The trick is that "invalidate" and "flush" normally do the same thing
for cachelines in the MESI exclusive and shared states. In both cases,
memory is considered to be up to date, so the data can simply be dropped
from the cache. There is a difference in the MESI modified state, but
the flush prior to the DMA will have ensured that none of the cache
lines corresponding to the DMA buffer are in exclusive state.
So the only way that a post-DMA flush can be different than a post-DMA
invalidation is if the CPU (incorrectly!) stored to the DMA buffer while
the DMA was happening.
And you should never store to a DMA buffer while the DMA is happening,
at least not if you value the data baing DMA'ed. ;-)
> > If you are thinking of some other scenario, could you please list the
> > events leading up to that scenrio?
> >
> > > > > - in any DMA buffer after DMA to that buffer completes.
> > > > > + in any DMA buffer before DMA to that buffer completes.
> > > > > And even then, you need to be \emph{very} careful to avoid
> > > > > pointer bugs, as even a misplaced read to an input buffer
> > > > > can result in corrupting the data input!
> > > >
> > > > And this last clause could just wordsmithed a bit.
> > >
> > > Maybe it's not quite rigorous?
> > >
> > > If I understand correctly, a misplaced read will load the data from
> > > input buffer area to cache line. If the cpu doesn't write to this cache
> > > line, I think this case can only result in that the cpu reads stale data
> > > in subsequent reads but won't corrupt the input buffer given that this
> > > cache line is clean and won't writeback to memory.
> >
> > If the user code that accesses the buffer runs on this same CPU, it will
> > look to that CPU as if the DMA buffer was corrupted, correct?
>
> Ah, this indeed makes sense!
>
> > After
> > all, that user code will see the value loaded by the CPU, not the value
> > actually DMAed into memory.
> >
> > Hmmm... It might be necessary to spell out these DMA-corruption
> > scenarios. Thoughts?
>
> Yes.
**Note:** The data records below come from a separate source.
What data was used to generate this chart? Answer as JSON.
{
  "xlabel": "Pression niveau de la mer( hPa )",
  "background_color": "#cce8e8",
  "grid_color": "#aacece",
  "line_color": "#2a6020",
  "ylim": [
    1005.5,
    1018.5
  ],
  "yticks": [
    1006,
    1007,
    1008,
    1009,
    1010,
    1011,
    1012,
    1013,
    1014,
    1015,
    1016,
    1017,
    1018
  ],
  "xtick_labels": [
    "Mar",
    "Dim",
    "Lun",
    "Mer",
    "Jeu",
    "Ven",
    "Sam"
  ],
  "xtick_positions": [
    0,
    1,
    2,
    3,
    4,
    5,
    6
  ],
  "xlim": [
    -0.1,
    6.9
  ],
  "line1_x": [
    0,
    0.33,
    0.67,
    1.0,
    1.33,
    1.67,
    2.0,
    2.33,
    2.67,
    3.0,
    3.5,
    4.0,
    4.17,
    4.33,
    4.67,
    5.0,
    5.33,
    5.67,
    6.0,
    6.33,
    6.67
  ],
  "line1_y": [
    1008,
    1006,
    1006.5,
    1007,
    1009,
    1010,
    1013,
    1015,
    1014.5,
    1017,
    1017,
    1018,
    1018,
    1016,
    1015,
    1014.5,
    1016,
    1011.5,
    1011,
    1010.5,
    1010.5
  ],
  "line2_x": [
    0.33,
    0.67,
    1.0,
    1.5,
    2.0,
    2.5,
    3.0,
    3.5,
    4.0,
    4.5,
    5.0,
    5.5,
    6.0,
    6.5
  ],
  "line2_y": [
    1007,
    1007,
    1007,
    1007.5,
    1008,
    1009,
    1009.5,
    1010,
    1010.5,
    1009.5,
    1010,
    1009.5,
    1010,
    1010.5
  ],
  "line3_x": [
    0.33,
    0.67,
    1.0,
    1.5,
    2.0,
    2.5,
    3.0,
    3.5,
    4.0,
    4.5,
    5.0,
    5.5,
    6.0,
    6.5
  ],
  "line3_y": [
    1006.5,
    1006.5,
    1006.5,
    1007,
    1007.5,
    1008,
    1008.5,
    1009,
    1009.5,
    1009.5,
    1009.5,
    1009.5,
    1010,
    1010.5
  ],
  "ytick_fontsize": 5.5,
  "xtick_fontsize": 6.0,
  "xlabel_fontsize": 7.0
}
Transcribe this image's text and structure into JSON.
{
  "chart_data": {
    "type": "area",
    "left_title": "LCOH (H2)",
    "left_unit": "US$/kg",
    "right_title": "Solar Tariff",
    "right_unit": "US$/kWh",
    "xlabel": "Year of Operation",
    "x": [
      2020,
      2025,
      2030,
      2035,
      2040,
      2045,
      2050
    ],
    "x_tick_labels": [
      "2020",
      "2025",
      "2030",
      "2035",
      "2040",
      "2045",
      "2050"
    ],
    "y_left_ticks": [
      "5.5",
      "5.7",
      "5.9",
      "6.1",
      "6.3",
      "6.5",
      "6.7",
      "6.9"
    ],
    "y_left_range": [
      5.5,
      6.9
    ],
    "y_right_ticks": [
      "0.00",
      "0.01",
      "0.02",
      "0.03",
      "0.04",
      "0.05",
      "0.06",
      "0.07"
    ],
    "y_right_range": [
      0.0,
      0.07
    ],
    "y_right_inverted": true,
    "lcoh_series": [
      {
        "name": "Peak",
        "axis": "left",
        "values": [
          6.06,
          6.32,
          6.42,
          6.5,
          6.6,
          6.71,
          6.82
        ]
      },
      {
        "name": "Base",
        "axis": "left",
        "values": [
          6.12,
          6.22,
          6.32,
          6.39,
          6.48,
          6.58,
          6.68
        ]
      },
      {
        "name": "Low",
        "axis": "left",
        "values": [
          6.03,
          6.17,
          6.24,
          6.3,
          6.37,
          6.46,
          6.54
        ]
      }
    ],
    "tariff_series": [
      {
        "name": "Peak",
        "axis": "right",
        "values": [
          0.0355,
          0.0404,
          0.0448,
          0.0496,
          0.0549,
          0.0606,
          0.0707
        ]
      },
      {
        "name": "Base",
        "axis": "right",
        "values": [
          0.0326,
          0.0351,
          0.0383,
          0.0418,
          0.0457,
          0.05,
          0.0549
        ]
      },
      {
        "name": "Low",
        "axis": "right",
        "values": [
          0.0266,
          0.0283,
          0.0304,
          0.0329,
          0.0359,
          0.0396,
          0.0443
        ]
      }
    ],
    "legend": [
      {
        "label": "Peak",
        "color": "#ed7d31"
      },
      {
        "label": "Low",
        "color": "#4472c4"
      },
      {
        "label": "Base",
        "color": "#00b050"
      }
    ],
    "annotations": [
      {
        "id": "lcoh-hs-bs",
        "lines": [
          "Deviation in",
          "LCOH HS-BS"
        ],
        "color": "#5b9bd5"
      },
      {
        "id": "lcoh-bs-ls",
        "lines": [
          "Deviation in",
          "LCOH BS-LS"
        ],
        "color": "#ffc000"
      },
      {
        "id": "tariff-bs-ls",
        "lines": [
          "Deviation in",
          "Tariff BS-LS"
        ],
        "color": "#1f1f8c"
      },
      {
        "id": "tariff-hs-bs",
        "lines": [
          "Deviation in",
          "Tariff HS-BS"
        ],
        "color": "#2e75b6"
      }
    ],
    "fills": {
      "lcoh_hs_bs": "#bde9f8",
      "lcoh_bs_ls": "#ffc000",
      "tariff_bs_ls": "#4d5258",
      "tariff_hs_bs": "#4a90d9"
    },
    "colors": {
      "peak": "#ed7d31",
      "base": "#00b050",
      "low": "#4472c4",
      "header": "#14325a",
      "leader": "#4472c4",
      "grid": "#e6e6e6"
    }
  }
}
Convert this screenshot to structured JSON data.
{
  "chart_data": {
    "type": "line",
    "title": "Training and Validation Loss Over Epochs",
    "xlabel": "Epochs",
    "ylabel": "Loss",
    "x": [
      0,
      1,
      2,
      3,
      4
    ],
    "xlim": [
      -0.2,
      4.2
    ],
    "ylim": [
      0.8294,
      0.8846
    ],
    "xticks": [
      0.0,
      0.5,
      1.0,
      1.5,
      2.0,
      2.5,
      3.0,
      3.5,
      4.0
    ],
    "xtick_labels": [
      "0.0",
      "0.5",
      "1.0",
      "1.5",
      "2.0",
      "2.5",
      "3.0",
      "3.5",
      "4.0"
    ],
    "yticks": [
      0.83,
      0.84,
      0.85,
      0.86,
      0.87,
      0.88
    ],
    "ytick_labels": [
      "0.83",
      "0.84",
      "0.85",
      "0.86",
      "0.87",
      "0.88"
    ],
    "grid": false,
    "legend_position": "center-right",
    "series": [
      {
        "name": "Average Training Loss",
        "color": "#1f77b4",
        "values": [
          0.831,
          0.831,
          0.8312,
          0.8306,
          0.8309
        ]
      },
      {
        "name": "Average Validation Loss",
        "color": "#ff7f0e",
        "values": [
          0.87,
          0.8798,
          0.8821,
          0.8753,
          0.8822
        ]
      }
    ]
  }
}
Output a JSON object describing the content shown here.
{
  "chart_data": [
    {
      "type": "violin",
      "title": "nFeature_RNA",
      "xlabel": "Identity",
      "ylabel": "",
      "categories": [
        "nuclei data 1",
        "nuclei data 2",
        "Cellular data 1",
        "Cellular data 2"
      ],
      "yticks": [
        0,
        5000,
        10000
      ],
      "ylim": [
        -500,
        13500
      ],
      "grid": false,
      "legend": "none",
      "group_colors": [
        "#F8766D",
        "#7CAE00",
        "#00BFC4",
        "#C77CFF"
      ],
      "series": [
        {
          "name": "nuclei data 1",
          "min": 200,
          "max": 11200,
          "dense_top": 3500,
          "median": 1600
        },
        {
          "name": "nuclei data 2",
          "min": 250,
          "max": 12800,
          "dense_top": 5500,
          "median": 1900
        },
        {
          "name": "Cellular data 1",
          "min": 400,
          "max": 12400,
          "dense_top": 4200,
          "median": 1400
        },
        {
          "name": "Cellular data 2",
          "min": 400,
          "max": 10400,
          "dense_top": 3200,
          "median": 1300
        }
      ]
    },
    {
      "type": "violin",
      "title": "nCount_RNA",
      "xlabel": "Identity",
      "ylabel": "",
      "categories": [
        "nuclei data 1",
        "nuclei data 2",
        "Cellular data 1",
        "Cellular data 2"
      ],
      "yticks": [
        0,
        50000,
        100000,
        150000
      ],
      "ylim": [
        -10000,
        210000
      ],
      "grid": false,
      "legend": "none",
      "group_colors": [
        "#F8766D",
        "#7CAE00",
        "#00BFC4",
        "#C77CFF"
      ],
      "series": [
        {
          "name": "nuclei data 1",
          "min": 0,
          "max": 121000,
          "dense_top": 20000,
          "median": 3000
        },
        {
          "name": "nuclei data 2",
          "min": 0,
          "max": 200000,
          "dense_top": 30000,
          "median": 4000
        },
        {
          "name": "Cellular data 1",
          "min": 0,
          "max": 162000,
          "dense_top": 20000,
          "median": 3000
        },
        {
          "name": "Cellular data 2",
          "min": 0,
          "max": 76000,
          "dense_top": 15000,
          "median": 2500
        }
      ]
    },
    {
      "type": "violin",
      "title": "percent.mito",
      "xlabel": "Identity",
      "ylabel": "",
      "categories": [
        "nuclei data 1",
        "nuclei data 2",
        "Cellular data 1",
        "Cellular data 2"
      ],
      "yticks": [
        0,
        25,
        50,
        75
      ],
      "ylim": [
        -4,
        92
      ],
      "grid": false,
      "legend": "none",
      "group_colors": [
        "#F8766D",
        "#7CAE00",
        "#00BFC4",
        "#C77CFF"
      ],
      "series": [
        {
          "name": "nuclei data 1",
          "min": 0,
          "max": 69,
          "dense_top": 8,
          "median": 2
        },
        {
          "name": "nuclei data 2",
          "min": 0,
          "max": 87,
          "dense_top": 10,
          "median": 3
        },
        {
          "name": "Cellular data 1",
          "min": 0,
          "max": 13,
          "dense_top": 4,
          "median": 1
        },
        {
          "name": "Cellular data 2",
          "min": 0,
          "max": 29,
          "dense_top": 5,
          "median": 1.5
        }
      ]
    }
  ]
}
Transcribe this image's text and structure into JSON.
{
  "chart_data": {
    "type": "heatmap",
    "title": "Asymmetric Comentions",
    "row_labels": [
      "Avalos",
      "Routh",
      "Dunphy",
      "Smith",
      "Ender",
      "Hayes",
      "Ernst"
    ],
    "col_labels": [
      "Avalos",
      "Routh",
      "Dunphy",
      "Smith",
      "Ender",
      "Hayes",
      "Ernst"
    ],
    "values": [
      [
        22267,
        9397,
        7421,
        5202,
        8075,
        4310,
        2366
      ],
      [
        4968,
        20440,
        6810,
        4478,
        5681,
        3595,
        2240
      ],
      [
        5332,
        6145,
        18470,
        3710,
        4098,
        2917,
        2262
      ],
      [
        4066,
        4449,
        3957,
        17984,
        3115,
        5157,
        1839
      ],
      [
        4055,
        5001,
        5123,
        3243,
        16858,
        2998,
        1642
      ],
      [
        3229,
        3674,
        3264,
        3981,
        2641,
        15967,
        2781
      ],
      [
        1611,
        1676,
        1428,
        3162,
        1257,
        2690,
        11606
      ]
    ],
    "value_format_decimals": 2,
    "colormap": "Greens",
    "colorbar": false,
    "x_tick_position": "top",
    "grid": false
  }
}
I think spelling out these scenarios should make this passage easier to
> understand.
How does the diff shown below look?
Thanx, Paul
------------------------------------------------------------------------
commit 5b1df1e1d99d59ee73286fded86276495d4cb138
Author: Paul E. McKenney <paulmck@xxxxxxxxxx>
Date: Fri May 6 12:49:36 2022 -0700
appendix/whymb: Clarify DMA data-corruption scenarios
Reported-by: Hao Lee <haolee.swjtu@xxxxxxxxx>
Signed-off-by: Paul E. McKenney <paulmck@xxxxxxxxxx>
diff --git a/appendix/whymb/whymemorybarriers.tex b/appendix/whymb/whymemorybarriers.tex
index 2140eb8a..f2cca5d6 100644
--- a/appendix/whymb/whymemorybarriers.tex
+++ b/appendix/whymb/whymemorybarriers.tex
@@ -1739,11 +1739,30 @@ future such problems:
you must carefully flush the CPU caches of any location
in any DMA buffer before presenting that buffer to the
I/O device.
- Similarly, you need to flush the CPU caches of any location
- in any DMA buffer after DMA to that buffer completes.
+ Otherwise, a store from one of the CPUs might not be
+ accounted for in the data DMAed out through the device.
+ This is a form of data corruption, which is an extremely
+ serious bug.
+
+ Similarly, you need to invalidate\footnote{
+ Why not flush?
+ If there is a difference, then a CPU must have incorrectly
+ stored to the DMA buffer in the midst of the DMA operation.}
+ the CPU caches corresponding to any location in any DMA buffer
+ after DMA to that buffer completes.
+ Otherwise, a given CPU might see the old data still residing in
+ its cache instead of the newly DMAed data that it was supposed
+ to see.
+ This is another form of data corruption.
+
And even then, you need to be \emph{very} careful to avoid
pointer bugs, as even a misplaced read to an input buffer
can result in corrupting the data input!
+ One way to avoid this is to invalidate all of the caches of
+ all of the CPUs once the DMA completes, but it is much easier
+ and more efficient if the device DMA participates in the
+ cache-coherence protocol, making all of this flushing and
+ invalidating unnecessory.
\item External busses that fail to transmit cache-coherence data.